Die Europäizität der ostmitteleuropäischen Zeitgeschichte

Von
Christoph Boyer, Universität Salzburg

Für die europäische Nachkriegsgeschichte konstatiert Boyer zwei grundlegende Makromodelle: den demokratisch-marktwirtschaftlichen Wohlfahrtsstaat in Westeuropa einerseits und die staatssozialistischen Modelle in Mittel- und Ostmitteleuropa andererseits. Die beiden Modelle unterschieden sich dabei weniger grundsätzlich, wie oft angenommen wurde: Beide antworteten auf die Krise des Kapitalismus und Liberalismus seit dem letzten Drittel des 19. Jahrhunderts und beide Modelle wollten Gesellschaften, wenn auch in unterschiedlichem Ausmaß, planen, regulieren, transformieren, modernisieren und dadurch Wohlstand schaffen. Die Frage nach der „Europäizität Ostmitteleuropas“ ist für den Autor ein komparativer Forschungsansatz, mit dem die unterschiedlichen Entwicklungen, die die jeweiligen Länder unter diesen Makromodellen vollzogen haben, untersucht und mit anderen europäischen Regionen verglichen werden sollten.

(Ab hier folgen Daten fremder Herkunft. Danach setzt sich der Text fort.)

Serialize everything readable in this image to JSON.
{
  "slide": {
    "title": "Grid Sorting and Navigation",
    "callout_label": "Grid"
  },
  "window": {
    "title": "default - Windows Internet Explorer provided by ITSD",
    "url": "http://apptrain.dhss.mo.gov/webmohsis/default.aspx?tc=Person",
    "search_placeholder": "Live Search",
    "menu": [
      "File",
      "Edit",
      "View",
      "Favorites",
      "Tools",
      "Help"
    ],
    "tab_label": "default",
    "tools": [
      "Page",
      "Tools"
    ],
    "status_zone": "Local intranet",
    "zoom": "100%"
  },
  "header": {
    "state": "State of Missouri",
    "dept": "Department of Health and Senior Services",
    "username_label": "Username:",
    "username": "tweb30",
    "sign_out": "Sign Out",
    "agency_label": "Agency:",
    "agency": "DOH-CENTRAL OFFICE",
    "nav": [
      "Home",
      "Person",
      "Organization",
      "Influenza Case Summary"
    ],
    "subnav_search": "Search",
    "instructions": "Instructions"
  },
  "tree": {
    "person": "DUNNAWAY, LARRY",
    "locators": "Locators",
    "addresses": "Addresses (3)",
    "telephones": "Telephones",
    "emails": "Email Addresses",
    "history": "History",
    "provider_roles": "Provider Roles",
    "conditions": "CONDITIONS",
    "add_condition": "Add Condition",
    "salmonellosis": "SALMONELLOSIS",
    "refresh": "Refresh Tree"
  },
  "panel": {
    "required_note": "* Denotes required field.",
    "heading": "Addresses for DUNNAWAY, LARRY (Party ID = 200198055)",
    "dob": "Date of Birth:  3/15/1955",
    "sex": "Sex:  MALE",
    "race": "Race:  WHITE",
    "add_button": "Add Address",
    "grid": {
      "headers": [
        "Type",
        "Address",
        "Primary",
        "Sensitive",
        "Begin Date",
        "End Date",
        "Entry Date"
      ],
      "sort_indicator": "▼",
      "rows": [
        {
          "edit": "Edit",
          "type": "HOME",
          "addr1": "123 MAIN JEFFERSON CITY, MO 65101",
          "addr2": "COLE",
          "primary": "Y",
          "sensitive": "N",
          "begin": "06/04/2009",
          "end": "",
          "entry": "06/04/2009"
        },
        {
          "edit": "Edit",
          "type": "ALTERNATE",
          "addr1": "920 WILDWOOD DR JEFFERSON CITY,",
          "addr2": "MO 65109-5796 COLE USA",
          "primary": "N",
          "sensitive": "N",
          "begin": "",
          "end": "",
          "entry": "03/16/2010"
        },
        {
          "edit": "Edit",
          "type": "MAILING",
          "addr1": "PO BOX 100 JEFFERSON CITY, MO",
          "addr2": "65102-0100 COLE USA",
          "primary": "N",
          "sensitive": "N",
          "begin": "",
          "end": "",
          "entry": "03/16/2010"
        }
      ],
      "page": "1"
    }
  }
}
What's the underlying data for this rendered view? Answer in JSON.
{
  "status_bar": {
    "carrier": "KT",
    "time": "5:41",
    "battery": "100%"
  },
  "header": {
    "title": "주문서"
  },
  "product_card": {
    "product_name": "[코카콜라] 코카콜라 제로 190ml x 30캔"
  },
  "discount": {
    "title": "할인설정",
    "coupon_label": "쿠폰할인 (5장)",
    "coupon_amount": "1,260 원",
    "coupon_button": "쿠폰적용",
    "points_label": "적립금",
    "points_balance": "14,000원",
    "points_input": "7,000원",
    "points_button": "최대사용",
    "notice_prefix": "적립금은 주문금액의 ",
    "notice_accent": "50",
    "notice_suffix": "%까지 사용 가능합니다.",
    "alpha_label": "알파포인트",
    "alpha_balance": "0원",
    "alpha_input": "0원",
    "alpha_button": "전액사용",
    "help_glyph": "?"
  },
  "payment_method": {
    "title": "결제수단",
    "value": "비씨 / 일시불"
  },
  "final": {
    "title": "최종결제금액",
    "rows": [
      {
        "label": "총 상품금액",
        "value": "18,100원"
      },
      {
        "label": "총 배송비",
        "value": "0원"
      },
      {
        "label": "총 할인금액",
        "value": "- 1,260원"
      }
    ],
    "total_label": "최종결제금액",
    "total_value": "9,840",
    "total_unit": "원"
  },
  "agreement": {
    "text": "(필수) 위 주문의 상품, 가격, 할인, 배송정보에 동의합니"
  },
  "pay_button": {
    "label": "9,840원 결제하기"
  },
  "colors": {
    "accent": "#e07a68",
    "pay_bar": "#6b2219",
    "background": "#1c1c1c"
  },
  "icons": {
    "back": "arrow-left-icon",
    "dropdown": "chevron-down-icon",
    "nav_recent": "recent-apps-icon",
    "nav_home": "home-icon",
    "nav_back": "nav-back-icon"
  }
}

Noch nicht lange zurück liegt der Medienskandal, den der Sohn des britischen Thronfolgers durch seinen Auftritt in Wehrmachtsuniform mit Hakenkreuzbinde ausgelöst hat. Als Reaktion hierauf hatten die EU-Justizminister in Brüssel über ein europaweites Verbot von Symbolen beraten, die „zu Haß und Gewalt aufrufen“. Zwei Beobachtungen knüpfen sich an diese Begebenheit: zum einen forderten die Europaabgeordneten aus den neuen EU-Mitgliedsstaaten ein analoges Verbot der Parteiinsignien des Kommunismus, von Hammer und Sichel. Schließlich seien die millionenfachen Morde unter Stalin und die Gewalt in Berlin 1953, Budapest 1956 und Prag 1968 eng mit ebendiesen verknüpft. Zum anderen reagierten die indischen Medien mit Besorgnis auf ein mögliches Verbot der Swastika in Europa. Im Hinduismus, ebenso wie im Buddhismus steht das Hakenkreuz nämlich für Güte und für das Gute. Buddha soll der Legende zufolge Fußspuren in Form der Swastika hinterlassen haben, und man heiratet in den großen asiatischen Religionen nach wie vor unter dem Hakenkreuz als gutem Omen für eine glückliche Zukunft.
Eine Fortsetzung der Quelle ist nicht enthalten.